The National Infrastructure Commission commissioned a team of academics and researchers at the IFS and UCL to create a software tool that estimates how land values respond to changes in land purpose or infrastructure improvements. The tool is now available online here, and this page provides some background on, and documentation for, the project.
Background to the tool
The National Infrastructure Commission (NIC) is an independent body that provides central and local government with impartial advice on long-term infrastructure challenges.
A team of researchers at the IFS and UCL were commissioned by the NIC to produce a publicly-available software tool that estimates how land values respond to changes in land purpose or infrastructure improvements. Specifically, the commission was interested in:
- How does the value of existing properties would respond to investment in new or improved road and rail infrastructure
- What would the value of properties be in a new hypothetical settlement constructed where one does not currently exist
They specified that the tool should be detailed and flexible, providing estimates for a range of potential investments at the lowest geographical level possible. It was envisaged that the tool could include help inform government investment decisions by providing estimates of the size and distribution of specific project benefits, and help local authorities in their planning negotiations with developers, by giving them more information about the potential value of new properties built in their area.
Both of the commission’s questions are difficult to answer, for two key reasons:
The first is that it’s difficult to separate the value of local infrastructure from the other features of a house and its local area. This is especially problematic if proximity to good local infrastructure (like well maintained roads, and fast buses to the city centre) might be correlated with other desirable things like local parks or low flood risk.
The second is that current property prices reflect how much the person who lives there wants to pay for that house, not how much everyone would like to pay for it. This is a problem because when you change transport network, people are likely to move in response. For example, people who value good public transport more may move in when you improve the speed of a bus route, and those who value it less may move out. This makes it hard to predict the price changes that will result from the investment because we only have information about the valuation of people who currently live there. It also makes it conceptually and practically difficult to work out the value of a project – Do you use the valuation of the person who lived there before? Or the one who moved there afterwards? And how much would the new tenant have paid to live there before the new bus route? The economics of going between price changes and overall “benefits” is much more complex than it might at first seem.
As a result of these two challenges existing methods for estimating the benefits of infrastructure investments either rely on expert judgement, or relatively simple modelling.
The project team saw this work as the first step towards developing a new, implementable methodology for evaluating transport investments. The aim was to combine the best lessons from the forefront of the academic literature, with the large-scale administrative datasets that are increasingly available and accessible in recent years. In particular, we used a hedonic approach to address the first challenge, as it enables us to separately estimate the contribution of infrastructure to house price.
As a result, our approach estimates the value of new investments based on what people who currently live in an area value. Our findings do not take into account large scale changes in the macroeconomic environment, or long run effects resulting from changes in job locations, commuting or residential patterns. Nonetheless, the results produced by the tool can be considered the best short run estimates available given existing data and the timescale of the project, and an excellent starting point for future analysis of public investment and planning decisions.
The next steps of our work are tackling this second problem – that of mobility responses to infrastructure investments – using what’s called a sorting equilibrium model. This means that we will model people’s decisions about where to live and work, use that to predict how they would respond to changes in the transport network, and ultimately provide better estimates of the value of new investments.

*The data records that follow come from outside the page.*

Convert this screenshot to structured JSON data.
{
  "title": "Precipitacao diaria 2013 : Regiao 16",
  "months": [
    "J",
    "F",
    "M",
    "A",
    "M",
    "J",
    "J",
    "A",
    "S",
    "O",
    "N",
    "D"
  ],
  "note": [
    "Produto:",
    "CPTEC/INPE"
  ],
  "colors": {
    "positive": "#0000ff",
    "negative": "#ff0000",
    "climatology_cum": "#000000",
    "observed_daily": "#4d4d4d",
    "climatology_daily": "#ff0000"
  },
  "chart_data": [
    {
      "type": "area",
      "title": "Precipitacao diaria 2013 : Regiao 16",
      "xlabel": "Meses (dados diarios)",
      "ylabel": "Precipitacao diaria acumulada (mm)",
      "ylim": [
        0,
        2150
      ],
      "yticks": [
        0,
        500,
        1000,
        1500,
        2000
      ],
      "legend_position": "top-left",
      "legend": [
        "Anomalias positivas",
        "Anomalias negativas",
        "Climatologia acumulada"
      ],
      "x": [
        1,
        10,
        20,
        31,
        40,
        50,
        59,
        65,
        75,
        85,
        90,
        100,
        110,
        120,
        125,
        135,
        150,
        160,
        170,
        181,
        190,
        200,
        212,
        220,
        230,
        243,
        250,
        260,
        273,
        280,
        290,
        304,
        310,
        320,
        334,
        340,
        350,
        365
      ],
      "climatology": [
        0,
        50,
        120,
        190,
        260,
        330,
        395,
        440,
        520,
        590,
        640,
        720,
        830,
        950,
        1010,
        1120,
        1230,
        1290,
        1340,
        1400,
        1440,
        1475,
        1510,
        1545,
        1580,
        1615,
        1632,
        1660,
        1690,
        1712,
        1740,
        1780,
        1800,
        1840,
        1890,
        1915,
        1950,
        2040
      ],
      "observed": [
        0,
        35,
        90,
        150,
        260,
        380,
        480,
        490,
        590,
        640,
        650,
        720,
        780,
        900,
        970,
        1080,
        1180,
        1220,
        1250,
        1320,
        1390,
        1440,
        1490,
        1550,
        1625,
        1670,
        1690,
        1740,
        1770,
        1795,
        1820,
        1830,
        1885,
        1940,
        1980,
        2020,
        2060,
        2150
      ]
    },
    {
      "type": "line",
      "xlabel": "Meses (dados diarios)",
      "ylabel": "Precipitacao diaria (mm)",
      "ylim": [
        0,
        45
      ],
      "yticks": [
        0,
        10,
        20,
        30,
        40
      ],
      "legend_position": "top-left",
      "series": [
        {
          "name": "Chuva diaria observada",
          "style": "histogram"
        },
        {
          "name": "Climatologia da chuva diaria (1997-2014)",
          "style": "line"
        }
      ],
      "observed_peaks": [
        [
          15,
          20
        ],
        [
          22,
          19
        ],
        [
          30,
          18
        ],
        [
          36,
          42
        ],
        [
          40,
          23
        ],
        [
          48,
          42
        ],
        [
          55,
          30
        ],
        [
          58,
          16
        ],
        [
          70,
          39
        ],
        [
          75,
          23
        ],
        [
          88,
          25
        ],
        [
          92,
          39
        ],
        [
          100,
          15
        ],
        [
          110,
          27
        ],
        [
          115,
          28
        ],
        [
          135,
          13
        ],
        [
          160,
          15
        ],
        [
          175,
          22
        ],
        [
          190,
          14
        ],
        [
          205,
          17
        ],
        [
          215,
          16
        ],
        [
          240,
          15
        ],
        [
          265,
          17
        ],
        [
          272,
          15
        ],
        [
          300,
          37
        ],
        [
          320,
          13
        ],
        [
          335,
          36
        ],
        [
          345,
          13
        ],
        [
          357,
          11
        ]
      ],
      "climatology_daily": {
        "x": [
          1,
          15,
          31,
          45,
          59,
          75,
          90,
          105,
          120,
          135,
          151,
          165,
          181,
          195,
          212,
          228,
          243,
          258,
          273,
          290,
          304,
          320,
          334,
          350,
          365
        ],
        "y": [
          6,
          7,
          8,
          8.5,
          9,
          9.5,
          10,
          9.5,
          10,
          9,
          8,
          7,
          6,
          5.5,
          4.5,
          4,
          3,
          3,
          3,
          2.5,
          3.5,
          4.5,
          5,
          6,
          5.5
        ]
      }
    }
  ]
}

The primary output of this project is the “Property Value Uplift” tool: a web application that can be used to evaluate how the price of existing property might change in response to a small scale investment in roads or public transport. Users can also input details of a prospective settlement and predict the value of properties at that site. The tool is very flexible, allowing the user to be very specific about the type and location of investment they’d like to evaluate. It is also very detailed, predicting the impact on the full distribution of house prices in the area (not just what happens to average house prices), and highlighting how localised the benefits of transport infrastructure can be. Of course the results are subject to the health warning discussed above.
Underpinning the tool are two essential components.
Firstly, a comprehensive property-level database for England that contains information about the price of a property, as well as its size, type and characteristics of its location (such as travel time to jobs, noise exposure and risk of flooding). The database combines a wide variety of publicly available data sources, and some restricted licence data. Available at the bottom of this page are a document containing details of the data used, a subset of the database (containing only publicly available data), guidance on obtaining access to the restricted access data sources, and computer code that can be used to clean and match in these data sources.
Secondly, using this data we have produced a set of econometric results that relate property characteristics to price. These results are the basis for the predictions made in the tool. More information about our econometric approach and results will be available soon in our final report.